Article.
D'hypothétiques particules surnommées
Caméléons à l'origine de l'énergie
noire?
Jean-Paul
Baquiast 09/09/2010
On
appelle énergie noire une force d'expansion
découverte il y a quelques années et
qui à très grande échelle éloignerait
les galaxies les unes des autres, alors que selon
la loi de la gravité, elles devraient progressivement
se rapprocher. D'après le modèle cosmologique
standard, notre univers serait né il y a environ
13,6 milliards d'années, émergeant d'une
fluctuation de l'hypothétique vide quantique
(un électron se matérialisant et « pompant »
l'énergie alentour) au cours d'un événement
dit Big Bang, suivi immédiatement d'une phase
d'inflation l'ayant fait passé de la taille
d'un atome à celle d'environ une orange.
Tous
les corps et particules aujourd'hui connus auraient
été formés à cette occasion,
en même temps que se mettait en place l'espace-temps.
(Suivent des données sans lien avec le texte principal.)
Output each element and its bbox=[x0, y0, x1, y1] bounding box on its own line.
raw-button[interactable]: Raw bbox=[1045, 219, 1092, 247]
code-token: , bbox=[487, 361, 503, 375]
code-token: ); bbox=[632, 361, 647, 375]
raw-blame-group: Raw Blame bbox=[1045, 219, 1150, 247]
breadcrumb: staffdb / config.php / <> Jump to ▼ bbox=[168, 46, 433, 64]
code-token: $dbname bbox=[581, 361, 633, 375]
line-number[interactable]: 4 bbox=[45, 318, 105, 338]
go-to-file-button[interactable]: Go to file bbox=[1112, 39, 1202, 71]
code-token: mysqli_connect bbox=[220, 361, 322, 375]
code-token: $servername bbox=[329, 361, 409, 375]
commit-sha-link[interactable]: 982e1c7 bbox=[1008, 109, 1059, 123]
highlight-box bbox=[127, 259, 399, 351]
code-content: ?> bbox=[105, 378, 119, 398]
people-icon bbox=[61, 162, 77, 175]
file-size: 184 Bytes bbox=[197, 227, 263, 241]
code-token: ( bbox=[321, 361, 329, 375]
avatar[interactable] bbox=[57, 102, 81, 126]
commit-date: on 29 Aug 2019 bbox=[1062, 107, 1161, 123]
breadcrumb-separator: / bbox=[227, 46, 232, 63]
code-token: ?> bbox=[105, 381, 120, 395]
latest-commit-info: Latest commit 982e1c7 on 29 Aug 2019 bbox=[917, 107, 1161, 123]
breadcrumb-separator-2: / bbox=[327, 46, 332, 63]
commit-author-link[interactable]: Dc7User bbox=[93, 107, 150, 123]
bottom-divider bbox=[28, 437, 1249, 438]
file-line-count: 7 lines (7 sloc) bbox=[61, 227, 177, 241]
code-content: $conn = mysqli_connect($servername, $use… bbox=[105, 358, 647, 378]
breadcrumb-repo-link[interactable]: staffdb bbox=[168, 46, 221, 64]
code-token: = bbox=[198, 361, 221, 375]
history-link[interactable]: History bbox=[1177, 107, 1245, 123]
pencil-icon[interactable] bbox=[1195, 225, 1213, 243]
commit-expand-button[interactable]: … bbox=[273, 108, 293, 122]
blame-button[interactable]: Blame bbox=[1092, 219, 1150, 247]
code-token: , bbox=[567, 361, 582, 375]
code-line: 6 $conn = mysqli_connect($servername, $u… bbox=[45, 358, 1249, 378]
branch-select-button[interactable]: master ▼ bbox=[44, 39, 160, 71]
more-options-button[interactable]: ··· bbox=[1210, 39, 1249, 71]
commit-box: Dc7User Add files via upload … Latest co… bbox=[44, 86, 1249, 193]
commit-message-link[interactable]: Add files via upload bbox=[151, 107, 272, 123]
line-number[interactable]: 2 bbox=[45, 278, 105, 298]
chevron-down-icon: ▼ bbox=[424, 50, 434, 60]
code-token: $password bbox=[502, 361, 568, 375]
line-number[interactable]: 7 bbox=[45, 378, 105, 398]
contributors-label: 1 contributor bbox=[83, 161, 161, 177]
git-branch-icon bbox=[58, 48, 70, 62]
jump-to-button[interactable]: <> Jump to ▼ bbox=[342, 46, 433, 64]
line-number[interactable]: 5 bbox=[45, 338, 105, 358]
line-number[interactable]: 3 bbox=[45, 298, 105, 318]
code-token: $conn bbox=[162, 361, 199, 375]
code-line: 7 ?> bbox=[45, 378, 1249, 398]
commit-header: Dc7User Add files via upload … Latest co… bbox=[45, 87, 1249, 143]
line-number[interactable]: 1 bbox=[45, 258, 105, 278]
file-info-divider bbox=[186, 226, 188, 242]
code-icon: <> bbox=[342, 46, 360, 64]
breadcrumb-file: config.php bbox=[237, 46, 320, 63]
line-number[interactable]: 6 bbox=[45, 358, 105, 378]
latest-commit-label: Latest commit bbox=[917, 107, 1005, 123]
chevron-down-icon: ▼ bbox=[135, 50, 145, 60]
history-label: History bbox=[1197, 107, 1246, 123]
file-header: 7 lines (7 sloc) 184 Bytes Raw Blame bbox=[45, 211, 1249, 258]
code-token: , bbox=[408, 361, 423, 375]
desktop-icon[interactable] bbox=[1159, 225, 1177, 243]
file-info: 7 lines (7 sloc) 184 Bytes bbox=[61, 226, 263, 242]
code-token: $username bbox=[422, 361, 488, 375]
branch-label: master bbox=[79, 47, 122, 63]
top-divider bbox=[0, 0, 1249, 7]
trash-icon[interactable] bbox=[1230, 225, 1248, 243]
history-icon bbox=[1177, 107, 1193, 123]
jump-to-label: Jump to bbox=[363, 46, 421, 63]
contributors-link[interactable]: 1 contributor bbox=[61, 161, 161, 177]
L'expansion se serait poursuivie sur un mode plus
modérée. Elle devrait en principe ralentir
et s'arrêter, du fait de l'épuisement
de l'impulsion initiale. La force de gravité
devrait alors prendre le dessus en rapprochant les
corps les uns des autres. L'univers pourrait alors
se contracter de plus en plus vite, retrouvant son
état ponctuel initial (Big Shrink).
Or
deux types d'observations ont conduit depuis quelques
années à remettre en cause ce modèle.
Le premier ne concerne pas directement le thème
de cet article, mais il peut y être lié.
Il s'agit de la répartition et la nature des
masses générant une force de gravité.
Des systèmes d'astres comme les galaxies et
les amas de galaxies ne pourraient conserver leur
cohésion interne et leurs orbites respectives
s'ils étaient composés de matière
ordinaire, celle que les observations astronomiques
permettent d'observer. Elle est loin d'être
en quantité suffisante pour empêcher
la dispersion dans l'espace de ces systèmes
galactiques. On en déduit qu'il devrait exister
une matière non observable, dite pour cette
raison matière noire. Elle composerait la masse
manquante, soit quelques 90% du total.
La recherche et l'identification de cette matière
noire fait aujourd'hui l'objet de nombreux programmes.
Mais cette matière noire, quelle qu'elle soit,
ne devrait pas remettre en cause la "constante
cosmologique" résultant d'un équilibre
évoluant lentement entre forces d'expansion
et forces de contraction. La vitesse d'expansion des
galaxies avait été calculée à
la suite des observations de Hubble relatives au décalage
vers le rouge de la lumière nous en parvenant.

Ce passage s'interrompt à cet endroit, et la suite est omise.